Here are a few common situations where heterogeneous variances are needed:

  • The observations are actually derived or calculated from real measurements, such as an average. Thus, the variance depends on the number of averaged measurements (e.g. Daughter Yield Deviation measures).

  • The observations are spread in time, and you want to model the residual variance as a function of time (e.g. longitudinal models).

Using weights

If the relative variation in the residual variances is know or can be estimated, it can be specified as a vector of weights w, such that $$\varepsilon \sim \mathcal N (0, (w^{-1/2})'\mathbf I w^{-1/2} \sigma^2).$$ In other words, the residual variance for the observation i is σ2/wi.

Here is a simulation example of how to specify weights.

set.seed(123)

n <- 1e3   # n obs
sigma2 <- 4  # true residual variance (for a weight of 1)
w = runif(n, min = .5, max = 2)  # vector of weights

dat <- 
  transform(
    data.frame(
      e = rnorm(n, sd = sqrt(sigma2))
    ),
    y = 10 + e/sqrt(w)  # simulated phenotype
  )
res <- remlf90(
  y ~ 1,
  data = dat,
  weights = w  # specification of weights
)
## Using default initial variances given by default_initial_variance()
## See ?breedR.getOption.

Note that the estimated residual variance is close to the true value.

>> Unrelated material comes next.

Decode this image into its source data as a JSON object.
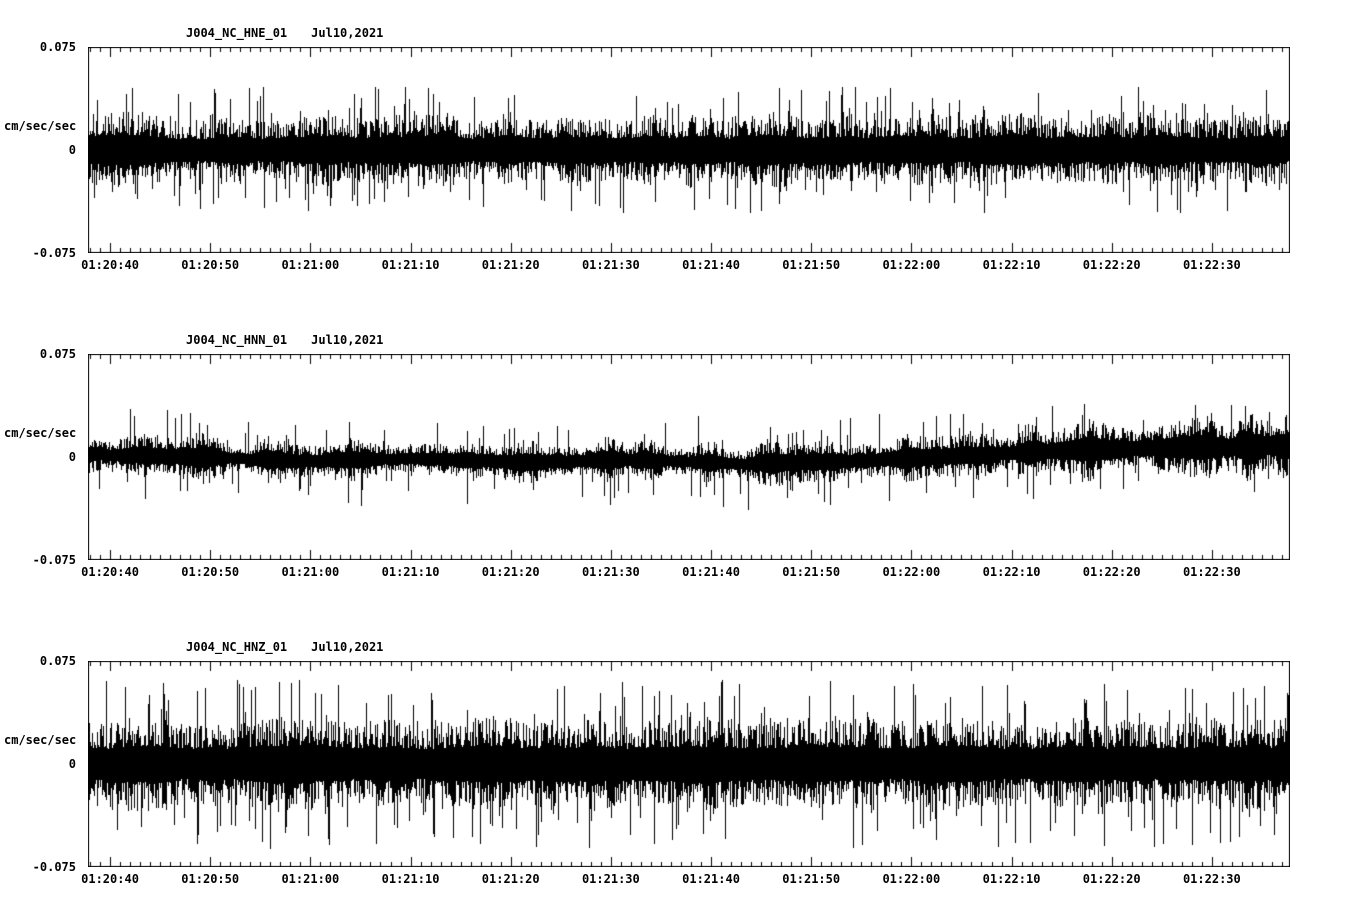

On the other hand, the residual prediction-error are expected to have non-constant variance.

summary(res)
## Formula: y ~ 0 + Intercept 
##    Data: dat 
##   AIC  BIC logLik
##  4080 4085  -2039
## 
## 
## Variance components:
##          Estimated variances   S.E.
## Residual               4.012 0.1618
## 
## Fixed effects:
##            value   s.e.
## Intercept 10.016 0.0567
ggplot(transform(dat, est_e = residuals(res)), aes(e, est_e)) +
  geom_point() +
  geom_abline(intercept = 0, slope = 1, color = "darkgray")

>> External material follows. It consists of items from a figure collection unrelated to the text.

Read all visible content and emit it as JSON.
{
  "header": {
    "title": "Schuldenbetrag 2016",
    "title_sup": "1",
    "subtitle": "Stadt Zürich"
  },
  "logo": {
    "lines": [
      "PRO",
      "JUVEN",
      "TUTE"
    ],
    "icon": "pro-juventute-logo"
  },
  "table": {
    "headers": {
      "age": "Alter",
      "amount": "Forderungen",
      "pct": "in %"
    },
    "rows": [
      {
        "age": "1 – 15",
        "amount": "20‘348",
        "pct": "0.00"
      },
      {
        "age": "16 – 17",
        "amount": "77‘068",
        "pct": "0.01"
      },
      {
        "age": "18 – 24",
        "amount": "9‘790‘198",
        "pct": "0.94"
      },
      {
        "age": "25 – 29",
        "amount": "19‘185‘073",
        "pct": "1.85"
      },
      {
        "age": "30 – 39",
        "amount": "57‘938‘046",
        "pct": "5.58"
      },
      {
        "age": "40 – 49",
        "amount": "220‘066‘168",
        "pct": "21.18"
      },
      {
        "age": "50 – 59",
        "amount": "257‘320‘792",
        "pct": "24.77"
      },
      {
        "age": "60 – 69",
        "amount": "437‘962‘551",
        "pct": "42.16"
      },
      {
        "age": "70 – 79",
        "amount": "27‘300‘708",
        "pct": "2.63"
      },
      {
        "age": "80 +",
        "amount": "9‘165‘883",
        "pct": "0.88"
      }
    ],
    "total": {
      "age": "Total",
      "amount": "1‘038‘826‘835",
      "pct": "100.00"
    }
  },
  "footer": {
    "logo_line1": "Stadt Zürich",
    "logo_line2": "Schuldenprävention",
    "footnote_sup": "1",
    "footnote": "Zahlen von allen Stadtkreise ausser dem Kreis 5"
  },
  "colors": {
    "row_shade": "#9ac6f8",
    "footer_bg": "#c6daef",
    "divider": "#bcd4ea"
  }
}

Estimating residual variance heterogeneity

This is currently not available in breedR.

Different group-wise residual variances (e.g. multi-site) can be easily induced by using group-specific random effects.

For the general case, here are some notes to allow for some manual hacking if needed.

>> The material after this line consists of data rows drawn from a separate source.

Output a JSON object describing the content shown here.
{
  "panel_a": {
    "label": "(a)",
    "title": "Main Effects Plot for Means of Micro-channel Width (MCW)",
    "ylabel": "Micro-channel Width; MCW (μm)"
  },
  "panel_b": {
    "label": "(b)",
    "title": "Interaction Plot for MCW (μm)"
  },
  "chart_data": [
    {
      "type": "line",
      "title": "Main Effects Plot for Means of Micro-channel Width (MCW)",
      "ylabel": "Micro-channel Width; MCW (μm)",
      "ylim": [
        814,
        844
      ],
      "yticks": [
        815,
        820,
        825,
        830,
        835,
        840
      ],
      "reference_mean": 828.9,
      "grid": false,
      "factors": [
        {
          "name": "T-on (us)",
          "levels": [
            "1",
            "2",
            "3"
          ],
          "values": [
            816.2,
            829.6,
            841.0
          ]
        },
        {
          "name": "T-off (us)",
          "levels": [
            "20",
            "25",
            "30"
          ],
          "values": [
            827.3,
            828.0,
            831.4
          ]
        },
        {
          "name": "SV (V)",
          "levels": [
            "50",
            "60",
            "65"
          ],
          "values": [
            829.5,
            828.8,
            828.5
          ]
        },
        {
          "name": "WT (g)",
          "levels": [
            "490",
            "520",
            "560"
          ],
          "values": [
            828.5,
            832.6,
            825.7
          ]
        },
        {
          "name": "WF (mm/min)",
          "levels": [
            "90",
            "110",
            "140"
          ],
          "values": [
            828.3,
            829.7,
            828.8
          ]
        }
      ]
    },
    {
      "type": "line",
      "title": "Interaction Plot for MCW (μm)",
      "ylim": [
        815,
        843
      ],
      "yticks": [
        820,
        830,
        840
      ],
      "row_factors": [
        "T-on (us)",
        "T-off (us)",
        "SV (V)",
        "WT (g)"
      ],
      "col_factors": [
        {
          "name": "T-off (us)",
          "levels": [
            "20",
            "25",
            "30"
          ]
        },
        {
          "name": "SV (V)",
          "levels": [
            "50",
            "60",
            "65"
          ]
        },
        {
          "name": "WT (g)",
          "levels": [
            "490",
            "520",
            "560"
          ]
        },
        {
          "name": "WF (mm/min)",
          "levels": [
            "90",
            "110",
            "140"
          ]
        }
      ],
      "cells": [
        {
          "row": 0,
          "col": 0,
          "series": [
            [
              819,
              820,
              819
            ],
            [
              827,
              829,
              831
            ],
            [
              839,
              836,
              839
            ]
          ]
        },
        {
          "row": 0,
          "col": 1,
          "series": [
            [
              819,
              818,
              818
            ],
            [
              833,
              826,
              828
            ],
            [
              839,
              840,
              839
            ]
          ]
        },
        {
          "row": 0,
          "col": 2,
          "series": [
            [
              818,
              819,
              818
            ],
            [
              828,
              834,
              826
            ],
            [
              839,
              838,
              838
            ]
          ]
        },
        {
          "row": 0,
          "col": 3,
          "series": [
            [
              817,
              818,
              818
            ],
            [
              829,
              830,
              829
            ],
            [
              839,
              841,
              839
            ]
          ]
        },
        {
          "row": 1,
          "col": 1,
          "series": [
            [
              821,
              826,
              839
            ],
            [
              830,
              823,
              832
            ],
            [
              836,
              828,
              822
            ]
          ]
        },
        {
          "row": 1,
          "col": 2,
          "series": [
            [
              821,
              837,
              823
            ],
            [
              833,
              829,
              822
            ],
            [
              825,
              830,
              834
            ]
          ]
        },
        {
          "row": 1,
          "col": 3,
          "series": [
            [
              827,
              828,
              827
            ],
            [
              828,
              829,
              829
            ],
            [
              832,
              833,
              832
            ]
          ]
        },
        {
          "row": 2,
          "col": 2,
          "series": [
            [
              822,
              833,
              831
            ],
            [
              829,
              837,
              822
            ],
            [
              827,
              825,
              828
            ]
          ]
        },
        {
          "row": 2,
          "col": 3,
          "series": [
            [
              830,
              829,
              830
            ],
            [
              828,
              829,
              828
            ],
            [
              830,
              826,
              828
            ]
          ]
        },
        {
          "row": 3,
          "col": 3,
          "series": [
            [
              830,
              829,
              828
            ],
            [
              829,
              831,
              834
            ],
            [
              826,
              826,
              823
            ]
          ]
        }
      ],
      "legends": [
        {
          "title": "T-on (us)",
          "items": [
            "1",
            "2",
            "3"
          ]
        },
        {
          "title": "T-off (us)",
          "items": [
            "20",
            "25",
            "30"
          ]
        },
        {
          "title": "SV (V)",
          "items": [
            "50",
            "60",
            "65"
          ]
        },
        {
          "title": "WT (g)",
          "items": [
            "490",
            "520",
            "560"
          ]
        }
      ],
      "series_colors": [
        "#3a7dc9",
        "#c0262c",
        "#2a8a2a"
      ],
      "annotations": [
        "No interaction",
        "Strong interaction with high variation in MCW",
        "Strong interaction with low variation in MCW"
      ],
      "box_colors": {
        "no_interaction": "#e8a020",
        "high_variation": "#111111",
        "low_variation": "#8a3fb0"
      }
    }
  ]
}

In general, we need to estimate a residual variance parameter as a function of some other variable x. We then write the residual variance as a linear combination of a few base functions: $$\sigma^2(x) = \sum_{k=0}^K \psi_k(x)\, r_k = \mathbf{\Psi r},$$ where the parameters rk are to be estimated.

This covers the case both for group-wise residual variances (such as multi-site, using a categorical variable x) or a continuously varying residual variance.

For the first case, the variable x is categorical, taking a finite number of values K, and we define ψk as the corresponding indicator functions.

For the continuous case, the variable x is continuous (e.g. age, temperature) and the base functions can be Legendre polynomials, splines, etc. up to some arbitrary order K.

We need to manually build the matrix $\mathbf\Psi$, and exploit the PROGSF90 options hetres_pos and hetres_pol available in AI-REML (see documentation).